Esse fenômeno foi observado em 13,6% dos pacientes com covid-19 grave e em 21% dos pacientes com mais de 80 anos. Esses autoanticorpos também foram detectados em 18% dos 1.124 pacientes que morreram. Para chegar a esses resultados, foram coletadas amostras de aproximadamente 3.600 pacientes de hospitais ao redor do mundo para sequenciamento genético.
“Os dados apontam que alguns indivíduos, não apenas idosos, podem ter suscetibilidade genética à doença. E mostram por que algumas pessoas são mais resistentes e outras não, independentemente da idade – embora seja comum que o sistema imune fique enfraquecido com o envelhecimento. A descoberta fortalece nossa tese de que o problema dos casos graves não é apenas o vírus, mas o sistema imune do indivíduo”, destaca o pesquisador.
Mutação genética – Já o segundo estudo detalha o papel de uma mutação no gene TLR7 recessivo, ligado ao cromossomo X, que contribui para o desenvolvimento da covid-19 grave. Esse gene regula o toll-like 7, um receptor intracelular que lida com as respostas virais, reconhecendo padrões e ativando mecanismos para atacar o vírus. Com a mutação no gene, o receptor não atua conforme o esperado contra o coronavírus, que acaba causando uma infecção gravíssima.
Extremamente rara, a deficiência foi identificada em 1,8% dos homens com menos de 60 anos que tiveram pneumonia crítica inexplicável por conta da covid-19 – incluindo dois meninos com idades entre 7 e 12 anos. Para isso, foram analisados 1.102 pacientes do sexo masculino entre seis meses e 99 anos de idade.
Possíveis terapias
Os cientistas já têm uma hipótese de tratamento para contornar essas suscetibilidades. No próximo ano, será feito um ensaio clínico internacional com o interferon beta, composto utilizado para o tratamento de doenças autoimunes, como a esclerose múltipla. Trata-se de um medicamento com longa experiência de uso na clínica, o que ajudaria a acelerar os testes até a sua aprovação. Já se sabe, por exemplo, o regime de doses para aplicá-lo de maneira segura, assim como os seus possíveis efeitos adversos.

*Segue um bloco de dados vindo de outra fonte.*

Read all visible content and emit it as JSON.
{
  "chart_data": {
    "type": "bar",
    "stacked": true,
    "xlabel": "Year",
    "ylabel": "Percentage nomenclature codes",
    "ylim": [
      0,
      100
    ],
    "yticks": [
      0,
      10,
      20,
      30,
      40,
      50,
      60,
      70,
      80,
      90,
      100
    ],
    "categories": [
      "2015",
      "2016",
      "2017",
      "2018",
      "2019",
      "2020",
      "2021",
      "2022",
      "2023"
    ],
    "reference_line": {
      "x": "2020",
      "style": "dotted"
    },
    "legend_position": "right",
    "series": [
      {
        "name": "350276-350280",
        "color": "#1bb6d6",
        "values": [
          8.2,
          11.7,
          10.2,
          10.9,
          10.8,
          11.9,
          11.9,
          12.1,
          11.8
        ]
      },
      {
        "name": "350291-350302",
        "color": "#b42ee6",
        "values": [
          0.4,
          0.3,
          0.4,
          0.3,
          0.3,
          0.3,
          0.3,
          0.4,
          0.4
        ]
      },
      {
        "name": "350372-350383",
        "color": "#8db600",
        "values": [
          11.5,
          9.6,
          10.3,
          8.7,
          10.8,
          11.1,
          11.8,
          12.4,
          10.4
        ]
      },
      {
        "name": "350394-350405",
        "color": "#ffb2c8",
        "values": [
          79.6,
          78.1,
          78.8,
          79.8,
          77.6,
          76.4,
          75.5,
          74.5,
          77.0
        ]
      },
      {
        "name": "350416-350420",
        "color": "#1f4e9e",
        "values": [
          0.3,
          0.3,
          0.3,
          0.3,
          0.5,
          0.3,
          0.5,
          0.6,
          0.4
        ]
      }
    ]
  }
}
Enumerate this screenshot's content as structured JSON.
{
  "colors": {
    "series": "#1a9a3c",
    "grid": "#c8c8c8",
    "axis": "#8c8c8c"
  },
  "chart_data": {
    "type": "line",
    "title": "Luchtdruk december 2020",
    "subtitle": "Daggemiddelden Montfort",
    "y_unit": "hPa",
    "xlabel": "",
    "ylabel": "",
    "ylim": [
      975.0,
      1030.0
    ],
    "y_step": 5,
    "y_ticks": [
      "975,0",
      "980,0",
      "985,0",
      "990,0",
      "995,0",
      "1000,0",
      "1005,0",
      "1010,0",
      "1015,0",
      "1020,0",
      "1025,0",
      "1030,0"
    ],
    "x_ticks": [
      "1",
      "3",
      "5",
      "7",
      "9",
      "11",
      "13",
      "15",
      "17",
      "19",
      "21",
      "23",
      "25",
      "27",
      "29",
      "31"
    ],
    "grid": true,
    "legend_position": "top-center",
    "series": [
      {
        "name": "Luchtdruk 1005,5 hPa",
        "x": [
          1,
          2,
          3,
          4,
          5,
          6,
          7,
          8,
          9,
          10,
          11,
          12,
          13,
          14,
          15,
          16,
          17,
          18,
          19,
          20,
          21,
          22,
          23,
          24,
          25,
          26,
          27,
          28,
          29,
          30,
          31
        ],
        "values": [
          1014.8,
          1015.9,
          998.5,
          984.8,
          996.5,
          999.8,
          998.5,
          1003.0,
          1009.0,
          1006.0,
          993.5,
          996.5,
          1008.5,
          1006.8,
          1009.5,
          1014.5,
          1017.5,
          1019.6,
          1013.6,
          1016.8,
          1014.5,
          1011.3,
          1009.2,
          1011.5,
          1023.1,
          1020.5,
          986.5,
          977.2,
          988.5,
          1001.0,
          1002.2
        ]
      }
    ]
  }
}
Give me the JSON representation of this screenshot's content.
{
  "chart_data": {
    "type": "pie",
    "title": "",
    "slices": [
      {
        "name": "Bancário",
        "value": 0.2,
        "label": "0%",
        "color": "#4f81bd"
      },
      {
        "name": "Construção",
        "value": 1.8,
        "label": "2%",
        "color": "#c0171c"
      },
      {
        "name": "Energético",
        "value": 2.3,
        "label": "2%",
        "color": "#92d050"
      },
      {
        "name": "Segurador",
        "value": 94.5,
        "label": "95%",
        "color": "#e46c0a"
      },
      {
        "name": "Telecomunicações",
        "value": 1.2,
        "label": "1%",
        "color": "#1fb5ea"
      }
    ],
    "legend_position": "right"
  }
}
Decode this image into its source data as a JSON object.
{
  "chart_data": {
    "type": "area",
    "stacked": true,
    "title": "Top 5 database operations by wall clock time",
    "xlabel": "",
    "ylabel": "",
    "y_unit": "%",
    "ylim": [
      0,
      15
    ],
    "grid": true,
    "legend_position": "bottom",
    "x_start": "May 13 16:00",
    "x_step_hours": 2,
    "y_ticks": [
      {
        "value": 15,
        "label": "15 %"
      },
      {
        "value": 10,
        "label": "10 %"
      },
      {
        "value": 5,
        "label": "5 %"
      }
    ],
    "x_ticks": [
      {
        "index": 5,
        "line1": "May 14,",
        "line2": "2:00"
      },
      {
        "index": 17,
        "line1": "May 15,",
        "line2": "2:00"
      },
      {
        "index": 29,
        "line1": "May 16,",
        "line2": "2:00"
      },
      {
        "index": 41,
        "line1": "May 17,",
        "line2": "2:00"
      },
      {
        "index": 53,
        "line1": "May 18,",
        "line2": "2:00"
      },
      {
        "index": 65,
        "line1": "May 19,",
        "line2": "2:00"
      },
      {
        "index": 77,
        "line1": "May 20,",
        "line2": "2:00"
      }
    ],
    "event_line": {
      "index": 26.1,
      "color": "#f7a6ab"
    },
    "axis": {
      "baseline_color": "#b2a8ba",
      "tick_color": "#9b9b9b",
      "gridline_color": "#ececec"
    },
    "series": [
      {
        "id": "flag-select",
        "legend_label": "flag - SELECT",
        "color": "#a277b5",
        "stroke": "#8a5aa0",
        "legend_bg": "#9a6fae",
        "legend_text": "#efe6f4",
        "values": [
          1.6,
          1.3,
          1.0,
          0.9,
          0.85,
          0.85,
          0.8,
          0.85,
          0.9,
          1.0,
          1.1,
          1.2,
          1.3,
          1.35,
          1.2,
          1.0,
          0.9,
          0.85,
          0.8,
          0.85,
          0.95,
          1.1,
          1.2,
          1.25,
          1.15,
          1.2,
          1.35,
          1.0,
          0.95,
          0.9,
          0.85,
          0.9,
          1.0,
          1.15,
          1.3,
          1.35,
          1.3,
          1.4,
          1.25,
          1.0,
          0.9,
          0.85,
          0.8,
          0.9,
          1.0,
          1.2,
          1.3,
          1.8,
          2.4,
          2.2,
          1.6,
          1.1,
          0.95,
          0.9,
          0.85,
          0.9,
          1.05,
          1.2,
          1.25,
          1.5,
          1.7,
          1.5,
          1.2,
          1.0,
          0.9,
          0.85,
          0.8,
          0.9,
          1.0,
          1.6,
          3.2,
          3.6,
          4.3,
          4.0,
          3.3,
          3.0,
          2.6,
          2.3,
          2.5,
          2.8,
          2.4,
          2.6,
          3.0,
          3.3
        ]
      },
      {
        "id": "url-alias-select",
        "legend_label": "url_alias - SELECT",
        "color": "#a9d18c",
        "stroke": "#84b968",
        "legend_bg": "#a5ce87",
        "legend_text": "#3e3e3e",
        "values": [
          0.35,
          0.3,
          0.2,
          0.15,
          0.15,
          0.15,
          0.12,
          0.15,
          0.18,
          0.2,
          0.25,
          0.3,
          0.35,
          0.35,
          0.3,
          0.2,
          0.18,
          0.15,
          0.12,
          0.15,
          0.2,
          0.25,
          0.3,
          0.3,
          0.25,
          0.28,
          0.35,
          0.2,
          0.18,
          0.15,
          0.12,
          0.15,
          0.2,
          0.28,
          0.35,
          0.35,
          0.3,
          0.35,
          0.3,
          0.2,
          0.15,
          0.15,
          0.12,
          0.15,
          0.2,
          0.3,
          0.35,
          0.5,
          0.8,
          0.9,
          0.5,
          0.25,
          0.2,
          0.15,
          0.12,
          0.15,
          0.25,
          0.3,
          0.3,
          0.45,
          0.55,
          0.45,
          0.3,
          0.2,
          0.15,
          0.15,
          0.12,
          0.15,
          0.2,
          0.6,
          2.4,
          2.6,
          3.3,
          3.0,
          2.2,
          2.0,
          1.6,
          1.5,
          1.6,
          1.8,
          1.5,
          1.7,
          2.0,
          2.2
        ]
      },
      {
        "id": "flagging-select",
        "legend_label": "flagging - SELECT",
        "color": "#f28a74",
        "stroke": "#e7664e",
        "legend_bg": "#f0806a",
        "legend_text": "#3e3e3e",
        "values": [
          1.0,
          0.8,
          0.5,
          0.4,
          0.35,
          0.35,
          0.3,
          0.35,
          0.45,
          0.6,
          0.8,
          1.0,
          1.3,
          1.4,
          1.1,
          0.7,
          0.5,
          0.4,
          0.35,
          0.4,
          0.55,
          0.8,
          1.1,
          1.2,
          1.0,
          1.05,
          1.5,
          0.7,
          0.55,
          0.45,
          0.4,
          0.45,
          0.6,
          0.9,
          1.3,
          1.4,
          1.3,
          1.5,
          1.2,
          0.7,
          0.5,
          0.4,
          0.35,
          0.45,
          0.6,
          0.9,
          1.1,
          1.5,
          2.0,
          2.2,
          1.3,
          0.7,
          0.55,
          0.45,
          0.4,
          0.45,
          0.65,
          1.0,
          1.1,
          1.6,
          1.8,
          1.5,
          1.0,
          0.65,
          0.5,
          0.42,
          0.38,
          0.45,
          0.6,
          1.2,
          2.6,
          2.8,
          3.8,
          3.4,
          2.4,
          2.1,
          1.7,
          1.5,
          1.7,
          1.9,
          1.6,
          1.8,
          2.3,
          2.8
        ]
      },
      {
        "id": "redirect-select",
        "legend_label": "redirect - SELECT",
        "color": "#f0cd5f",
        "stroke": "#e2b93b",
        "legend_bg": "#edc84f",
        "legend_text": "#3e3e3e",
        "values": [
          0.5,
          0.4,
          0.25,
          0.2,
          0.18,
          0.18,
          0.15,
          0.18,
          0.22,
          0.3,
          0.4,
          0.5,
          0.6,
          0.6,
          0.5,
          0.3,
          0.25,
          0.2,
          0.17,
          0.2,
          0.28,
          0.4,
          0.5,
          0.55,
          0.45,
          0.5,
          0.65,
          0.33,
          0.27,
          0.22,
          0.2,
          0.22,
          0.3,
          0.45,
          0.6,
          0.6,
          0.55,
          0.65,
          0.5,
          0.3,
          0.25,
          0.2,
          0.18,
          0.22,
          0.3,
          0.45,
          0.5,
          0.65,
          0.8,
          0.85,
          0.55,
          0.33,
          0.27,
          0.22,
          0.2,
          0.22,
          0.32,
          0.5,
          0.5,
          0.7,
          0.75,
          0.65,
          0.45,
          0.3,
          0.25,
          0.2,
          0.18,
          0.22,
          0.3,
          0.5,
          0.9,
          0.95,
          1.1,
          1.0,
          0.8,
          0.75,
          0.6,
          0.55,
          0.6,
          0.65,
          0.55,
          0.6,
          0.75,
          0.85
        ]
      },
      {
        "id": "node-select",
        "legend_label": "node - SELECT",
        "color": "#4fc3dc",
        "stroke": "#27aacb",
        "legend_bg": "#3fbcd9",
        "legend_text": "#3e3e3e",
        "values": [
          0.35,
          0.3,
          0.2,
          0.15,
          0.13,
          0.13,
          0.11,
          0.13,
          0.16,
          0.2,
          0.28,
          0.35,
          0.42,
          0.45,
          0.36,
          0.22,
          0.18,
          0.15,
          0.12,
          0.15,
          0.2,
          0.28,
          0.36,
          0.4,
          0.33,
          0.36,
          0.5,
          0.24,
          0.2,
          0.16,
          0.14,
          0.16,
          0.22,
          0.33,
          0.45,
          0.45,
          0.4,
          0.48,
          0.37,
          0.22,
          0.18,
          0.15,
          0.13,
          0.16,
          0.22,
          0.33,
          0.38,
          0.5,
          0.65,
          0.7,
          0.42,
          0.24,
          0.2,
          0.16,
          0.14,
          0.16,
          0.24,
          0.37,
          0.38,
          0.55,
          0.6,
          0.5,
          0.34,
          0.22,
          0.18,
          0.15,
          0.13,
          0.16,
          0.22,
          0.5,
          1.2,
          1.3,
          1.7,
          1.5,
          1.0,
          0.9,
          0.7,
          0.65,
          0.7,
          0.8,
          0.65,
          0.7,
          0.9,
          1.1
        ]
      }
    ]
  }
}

“Realizamos testes in vitro e o medicamento funcionou para corrigir o problema apontado no primeiro estudo, dos autoanticorpos. Ele atua ativando os mecanismos da imunidade inata, para barrar o vírus logo no começo, repondo os interferons que o sistema imune da pessoa está tentando destruir”, afirma Condino-Neto. “Imagine que o sistema imune desses pacientes é uma rua cheia de buracos e lombadas: o medicamento iria recapear seu asfalto”, complementa.
No caso das mutações no gene TLR7, ainda são necessárias mais pesquisas para traçar uma estratégia terapêutica. “Uma de nossas melhores hipóteses é o próprio interferon beta, porque quando o receptor toll-like 7 não funciona, ele não consegue deflagrar os mecanismos de sínteses de citocinas. Então, deve faltar interferon beta nesse indivíduo. Mas ainda precisamos comprovar isso”, detalha o professor.
Próximos passos
O grupo também seguirá buscando novos genes que impactem no agravamento da covid-19. No ICB, o pesquisador Condino-Neto e sua equipe, composta pela doutoranda Lucila Barreto e pela pós-doutora Letícia Gomes de Pontes, coletam amostras de pacientes e geram dados de sequenciamento genético, detalhando não só a atuação dos autoanticorpos mas também os perfis das proteínas. “Teremos dados de cerca de 120 pacientes brasileiros. Ao terminarmos de gerar e analisar essas informações, poderemos fazer estudos de meta-análise, cruzando-os com outras bases de dados”, afirma.
Além da equipe do ICB, outros pesquisadores brasileiros também participam do consórcio, como Carolina Prando, do Hospital Pequeno Príncipe de Curitiba, a professora Mayana Zatz, do Instituto de Biociências (IB) da USP, além de colaboradores da Faculdade de Medicina (FM) da USP.